We did find a change in troponin description, that was significantly different according to the presence of fibrosis. We performed the same multivariate analysis including troponins, however, this did not affect the conclusions nor the main findings mentioned in the paper, as liver fibrosis remained associated with poor prognosis (AKI, mechanical ventilation and mortality), independently of several biochemical markers, including troponins. In this cohort, troponins were also significantly associated with mortality, but not orotracheal intubation or acute kidney injury.
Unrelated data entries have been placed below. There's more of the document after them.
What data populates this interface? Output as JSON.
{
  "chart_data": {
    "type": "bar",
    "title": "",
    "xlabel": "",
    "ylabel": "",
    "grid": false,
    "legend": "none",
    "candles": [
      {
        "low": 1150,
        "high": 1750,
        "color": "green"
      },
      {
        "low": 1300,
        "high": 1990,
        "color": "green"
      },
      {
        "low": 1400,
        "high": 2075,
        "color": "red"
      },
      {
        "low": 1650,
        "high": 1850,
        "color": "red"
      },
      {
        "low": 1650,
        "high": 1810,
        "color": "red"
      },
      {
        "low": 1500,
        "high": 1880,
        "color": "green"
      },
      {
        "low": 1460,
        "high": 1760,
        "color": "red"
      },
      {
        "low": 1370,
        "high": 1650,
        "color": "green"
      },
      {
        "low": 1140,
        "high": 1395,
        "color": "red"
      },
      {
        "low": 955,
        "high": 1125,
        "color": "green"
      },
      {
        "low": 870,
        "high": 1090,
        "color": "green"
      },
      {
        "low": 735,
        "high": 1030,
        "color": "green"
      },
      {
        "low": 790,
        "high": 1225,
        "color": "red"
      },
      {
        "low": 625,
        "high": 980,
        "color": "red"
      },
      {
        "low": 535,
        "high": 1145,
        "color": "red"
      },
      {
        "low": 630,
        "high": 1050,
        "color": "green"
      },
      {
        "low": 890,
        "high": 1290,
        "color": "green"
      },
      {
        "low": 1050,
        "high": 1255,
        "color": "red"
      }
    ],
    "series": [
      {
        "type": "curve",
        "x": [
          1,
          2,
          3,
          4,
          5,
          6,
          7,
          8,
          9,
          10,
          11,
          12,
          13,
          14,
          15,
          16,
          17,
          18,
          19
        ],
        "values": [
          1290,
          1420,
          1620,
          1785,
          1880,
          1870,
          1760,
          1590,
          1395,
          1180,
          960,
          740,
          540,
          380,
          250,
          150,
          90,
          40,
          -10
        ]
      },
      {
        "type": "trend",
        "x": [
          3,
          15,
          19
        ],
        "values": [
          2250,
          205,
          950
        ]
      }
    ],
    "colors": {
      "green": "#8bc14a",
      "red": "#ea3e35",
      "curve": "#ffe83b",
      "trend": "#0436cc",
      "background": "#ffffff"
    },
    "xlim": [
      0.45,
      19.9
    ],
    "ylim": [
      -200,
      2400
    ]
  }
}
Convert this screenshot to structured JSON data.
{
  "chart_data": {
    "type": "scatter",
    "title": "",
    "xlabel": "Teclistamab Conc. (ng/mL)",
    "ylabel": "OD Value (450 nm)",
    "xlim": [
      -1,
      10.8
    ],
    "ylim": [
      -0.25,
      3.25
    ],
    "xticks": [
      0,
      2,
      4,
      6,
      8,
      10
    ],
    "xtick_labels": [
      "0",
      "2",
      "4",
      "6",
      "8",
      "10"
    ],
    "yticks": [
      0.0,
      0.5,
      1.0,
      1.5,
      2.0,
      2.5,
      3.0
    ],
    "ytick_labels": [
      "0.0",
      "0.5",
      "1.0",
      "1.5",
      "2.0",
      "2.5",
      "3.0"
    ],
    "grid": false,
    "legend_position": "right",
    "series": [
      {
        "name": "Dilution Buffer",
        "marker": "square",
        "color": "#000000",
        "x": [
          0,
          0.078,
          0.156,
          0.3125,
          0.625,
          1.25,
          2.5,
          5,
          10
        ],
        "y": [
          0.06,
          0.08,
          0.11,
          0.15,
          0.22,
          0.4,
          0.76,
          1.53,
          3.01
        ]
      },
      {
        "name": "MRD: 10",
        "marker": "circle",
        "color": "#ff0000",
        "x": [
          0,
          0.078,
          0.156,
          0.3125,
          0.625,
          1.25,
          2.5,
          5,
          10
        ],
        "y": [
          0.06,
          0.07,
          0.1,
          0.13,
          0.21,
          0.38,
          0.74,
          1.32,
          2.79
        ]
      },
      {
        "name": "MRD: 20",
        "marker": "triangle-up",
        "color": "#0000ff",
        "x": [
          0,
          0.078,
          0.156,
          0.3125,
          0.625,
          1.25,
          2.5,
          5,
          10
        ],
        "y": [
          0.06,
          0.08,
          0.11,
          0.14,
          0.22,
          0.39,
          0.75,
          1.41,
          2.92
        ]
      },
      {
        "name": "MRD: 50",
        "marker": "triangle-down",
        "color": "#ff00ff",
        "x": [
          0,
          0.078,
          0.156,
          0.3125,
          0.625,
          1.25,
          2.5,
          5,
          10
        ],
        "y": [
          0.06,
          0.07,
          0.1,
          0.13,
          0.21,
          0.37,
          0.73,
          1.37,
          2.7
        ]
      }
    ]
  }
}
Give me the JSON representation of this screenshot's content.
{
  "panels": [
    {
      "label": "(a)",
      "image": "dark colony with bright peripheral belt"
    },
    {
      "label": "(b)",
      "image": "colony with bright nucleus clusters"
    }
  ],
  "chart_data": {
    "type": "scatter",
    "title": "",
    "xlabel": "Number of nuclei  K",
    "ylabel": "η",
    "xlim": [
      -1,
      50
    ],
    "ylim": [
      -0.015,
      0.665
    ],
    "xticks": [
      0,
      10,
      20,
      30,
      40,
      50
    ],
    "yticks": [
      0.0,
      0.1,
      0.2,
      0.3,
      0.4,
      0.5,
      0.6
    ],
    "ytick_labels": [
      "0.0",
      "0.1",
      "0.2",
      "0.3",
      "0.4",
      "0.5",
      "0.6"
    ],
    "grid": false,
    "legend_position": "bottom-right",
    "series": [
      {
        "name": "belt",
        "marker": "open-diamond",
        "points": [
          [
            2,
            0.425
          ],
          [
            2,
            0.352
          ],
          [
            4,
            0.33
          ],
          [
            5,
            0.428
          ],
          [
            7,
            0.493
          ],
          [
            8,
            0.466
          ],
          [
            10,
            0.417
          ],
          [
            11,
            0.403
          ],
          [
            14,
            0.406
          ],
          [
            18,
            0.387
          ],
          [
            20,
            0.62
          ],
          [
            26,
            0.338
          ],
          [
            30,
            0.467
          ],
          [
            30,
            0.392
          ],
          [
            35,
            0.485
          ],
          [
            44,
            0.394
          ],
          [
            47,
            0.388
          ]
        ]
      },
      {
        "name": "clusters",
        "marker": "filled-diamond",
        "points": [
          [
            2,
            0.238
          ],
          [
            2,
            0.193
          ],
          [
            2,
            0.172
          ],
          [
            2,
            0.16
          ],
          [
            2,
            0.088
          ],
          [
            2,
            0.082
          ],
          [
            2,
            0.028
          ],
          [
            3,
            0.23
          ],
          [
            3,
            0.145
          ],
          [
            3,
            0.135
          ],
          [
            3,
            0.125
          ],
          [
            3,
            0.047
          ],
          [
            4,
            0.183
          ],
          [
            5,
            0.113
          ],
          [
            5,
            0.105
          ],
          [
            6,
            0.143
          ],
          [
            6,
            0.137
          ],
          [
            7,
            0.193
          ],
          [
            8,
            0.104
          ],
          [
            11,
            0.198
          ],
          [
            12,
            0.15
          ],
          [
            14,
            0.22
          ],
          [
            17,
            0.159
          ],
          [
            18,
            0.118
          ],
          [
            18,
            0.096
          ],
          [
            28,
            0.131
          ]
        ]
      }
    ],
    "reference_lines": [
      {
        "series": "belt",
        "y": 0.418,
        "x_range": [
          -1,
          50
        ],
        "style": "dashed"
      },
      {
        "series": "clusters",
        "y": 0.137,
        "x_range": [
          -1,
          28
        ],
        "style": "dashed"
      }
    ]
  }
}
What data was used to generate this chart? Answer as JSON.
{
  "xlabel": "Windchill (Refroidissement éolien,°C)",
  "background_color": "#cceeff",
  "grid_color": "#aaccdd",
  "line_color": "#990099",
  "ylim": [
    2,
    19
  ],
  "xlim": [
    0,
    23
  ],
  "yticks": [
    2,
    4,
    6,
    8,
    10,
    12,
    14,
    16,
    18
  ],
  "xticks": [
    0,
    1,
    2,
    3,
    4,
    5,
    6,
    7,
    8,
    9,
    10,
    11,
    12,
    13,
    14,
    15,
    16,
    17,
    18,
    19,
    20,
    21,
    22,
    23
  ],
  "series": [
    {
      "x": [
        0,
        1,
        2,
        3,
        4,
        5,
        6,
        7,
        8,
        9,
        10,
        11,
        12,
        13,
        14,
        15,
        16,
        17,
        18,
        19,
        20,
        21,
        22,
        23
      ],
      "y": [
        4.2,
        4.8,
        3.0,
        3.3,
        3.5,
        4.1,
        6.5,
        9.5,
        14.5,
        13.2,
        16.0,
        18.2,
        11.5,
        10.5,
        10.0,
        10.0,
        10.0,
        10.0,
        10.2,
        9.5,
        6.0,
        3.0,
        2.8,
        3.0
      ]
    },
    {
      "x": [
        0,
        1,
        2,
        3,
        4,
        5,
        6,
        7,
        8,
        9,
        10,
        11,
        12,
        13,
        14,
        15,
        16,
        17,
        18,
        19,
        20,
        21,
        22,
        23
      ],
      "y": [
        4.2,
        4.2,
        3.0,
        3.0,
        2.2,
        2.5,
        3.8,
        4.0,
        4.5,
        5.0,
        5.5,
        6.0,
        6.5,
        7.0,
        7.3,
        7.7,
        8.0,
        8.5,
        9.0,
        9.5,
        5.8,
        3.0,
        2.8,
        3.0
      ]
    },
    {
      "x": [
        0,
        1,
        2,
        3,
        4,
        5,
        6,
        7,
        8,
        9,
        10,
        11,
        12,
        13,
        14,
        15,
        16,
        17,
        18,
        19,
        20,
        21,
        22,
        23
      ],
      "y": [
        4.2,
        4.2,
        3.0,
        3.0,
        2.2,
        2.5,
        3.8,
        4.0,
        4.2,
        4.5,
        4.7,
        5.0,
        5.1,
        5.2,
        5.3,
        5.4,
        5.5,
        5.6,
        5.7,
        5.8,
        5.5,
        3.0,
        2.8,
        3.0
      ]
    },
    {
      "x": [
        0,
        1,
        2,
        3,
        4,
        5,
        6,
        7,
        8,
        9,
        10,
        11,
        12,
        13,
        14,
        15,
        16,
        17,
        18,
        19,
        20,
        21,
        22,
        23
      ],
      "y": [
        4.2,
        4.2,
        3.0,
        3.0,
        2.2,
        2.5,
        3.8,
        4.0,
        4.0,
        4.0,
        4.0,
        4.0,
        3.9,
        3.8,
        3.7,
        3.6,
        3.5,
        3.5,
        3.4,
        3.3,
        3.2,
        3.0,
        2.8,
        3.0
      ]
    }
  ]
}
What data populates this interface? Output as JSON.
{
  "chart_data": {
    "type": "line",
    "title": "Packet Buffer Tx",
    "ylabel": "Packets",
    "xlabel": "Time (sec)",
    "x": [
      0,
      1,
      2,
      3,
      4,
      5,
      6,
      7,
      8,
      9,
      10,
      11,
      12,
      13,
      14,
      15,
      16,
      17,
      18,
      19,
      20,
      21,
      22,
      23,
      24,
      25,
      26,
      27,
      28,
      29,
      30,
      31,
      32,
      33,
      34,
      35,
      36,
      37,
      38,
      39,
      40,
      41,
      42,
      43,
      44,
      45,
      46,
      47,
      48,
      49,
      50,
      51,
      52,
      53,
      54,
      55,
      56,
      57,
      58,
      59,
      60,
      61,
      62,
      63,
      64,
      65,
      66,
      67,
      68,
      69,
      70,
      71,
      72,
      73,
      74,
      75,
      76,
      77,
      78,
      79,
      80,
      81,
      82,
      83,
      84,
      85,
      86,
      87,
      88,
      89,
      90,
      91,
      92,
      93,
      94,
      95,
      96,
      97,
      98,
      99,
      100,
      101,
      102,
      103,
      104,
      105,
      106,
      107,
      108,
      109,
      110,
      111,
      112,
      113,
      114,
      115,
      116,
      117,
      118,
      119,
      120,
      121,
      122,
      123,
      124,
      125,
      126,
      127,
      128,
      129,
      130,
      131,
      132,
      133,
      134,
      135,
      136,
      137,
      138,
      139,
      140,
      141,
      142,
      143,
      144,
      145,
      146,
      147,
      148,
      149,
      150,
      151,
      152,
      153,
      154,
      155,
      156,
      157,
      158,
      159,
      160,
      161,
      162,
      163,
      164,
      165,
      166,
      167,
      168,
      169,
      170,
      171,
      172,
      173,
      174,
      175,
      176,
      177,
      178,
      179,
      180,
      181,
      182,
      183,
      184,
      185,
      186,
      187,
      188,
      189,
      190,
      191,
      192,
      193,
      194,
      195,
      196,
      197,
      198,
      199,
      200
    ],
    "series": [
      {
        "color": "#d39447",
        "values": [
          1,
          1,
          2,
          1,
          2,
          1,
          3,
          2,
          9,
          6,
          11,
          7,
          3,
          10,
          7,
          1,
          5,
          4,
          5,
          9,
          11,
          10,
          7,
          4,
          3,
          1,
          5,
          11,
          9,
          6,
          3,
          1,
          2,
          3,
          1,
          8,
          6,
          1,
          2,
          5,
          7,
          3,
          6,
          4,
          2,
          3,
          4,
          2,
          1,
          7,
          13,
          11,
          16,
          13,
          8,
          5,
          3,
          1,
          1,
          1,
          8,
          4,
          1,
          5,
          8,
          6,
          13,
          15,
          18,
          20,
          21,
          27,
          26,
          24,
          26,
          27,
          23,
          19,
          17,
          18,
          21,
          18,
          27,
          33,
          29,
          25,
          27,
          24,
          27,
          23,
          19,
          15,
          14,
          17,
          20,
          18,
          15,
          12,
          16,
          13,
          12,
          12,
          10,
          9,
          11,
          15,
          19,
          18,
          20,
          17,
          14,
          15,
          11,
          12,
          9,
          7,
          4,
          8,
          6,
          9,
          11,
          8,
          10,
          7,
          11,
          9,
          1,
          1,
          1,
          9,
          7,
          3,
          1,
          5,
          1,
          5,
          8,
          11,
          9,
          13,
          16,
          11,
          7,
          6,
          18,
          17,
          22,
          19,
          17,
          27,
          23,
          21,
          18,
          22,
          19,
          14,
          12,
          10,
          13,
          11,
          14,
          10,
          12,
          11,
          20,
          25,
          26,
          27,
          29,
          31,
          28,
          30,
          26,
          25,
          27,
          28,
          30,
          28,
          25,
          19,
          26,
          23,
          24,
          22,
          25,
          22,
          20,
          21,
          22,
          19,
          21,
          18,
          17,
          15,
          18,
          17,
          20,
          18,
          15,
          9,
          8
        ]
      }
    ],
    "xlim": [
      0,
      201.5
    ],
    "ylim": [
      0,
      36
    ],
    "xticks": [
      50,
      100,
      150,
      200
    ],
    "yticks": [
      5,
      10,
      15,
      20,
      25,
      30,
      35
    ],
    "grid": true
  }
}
With regards to the second comment, the main aim of our study was to evaluate the association between the presence of liver fibrosis evaluated by non-invasive scores in patients with fatty liver diagnosed by CT scan and clinical outcomes in patients admitted for COVID-19. Our study did not intend to attain new prognostic markers nor evaluate the performance of the different markers in patients with COVID-19, as would be adding AST/ALT ratio, in which case we would have used a different design. The reason why transaminases were not added to the models, was the fact that both ALT and AST are already present in the two used fibrosis scores, thus creating collinearity in the model, which would be unfitting.

Finally, as Huang J referred, the severity of COVID-19 is associated with poor prognosis. Although COVID-19 can be classified into 4 subtypes (mild, moderate, severe, and critical) according to the World Health Organization, our cohort only included hospitalized patients, consequently, only severe and critical subtypes were included. Therefore, in our cohort, it is not feasible to evaluate liver fibrosis in the full spectrum of COVID-19. However, our analysis shows that patients with severe fibrosis measured by NFS/APRI score have a significant risk [OR: 2.59 (1.18–5.66)] to have a critical presentation of the disease, and therefore worse prognosis, compared with patients without severe fibrosis. And the proportion of patients with liver fibrosis was 35.6% in patients that required mechanical ventilation compared with 16.2% in those without mechanical ventilation (p = 0.006).

We hope this information is able to address the questions raised and preclude misinterpretation of the study results.

Sincerely,

Astrid Ruiz-Margáin, Alejandro Campos-Murguía, José Alberto González-Regueiro, Berenice Monserrat Román-Calleja, Deyanira Kúsulas Delint, Ricardo Ulises Macías-Rodríguez.

Declaration of Competing Interest

The authors declare no potential conflicts of interest with respect to the research, authorship, and/or publication of this article.

Financial disclosure

This research did not receive any specific grant from funding agencies in the public, commercial, or not-for-profit sectors.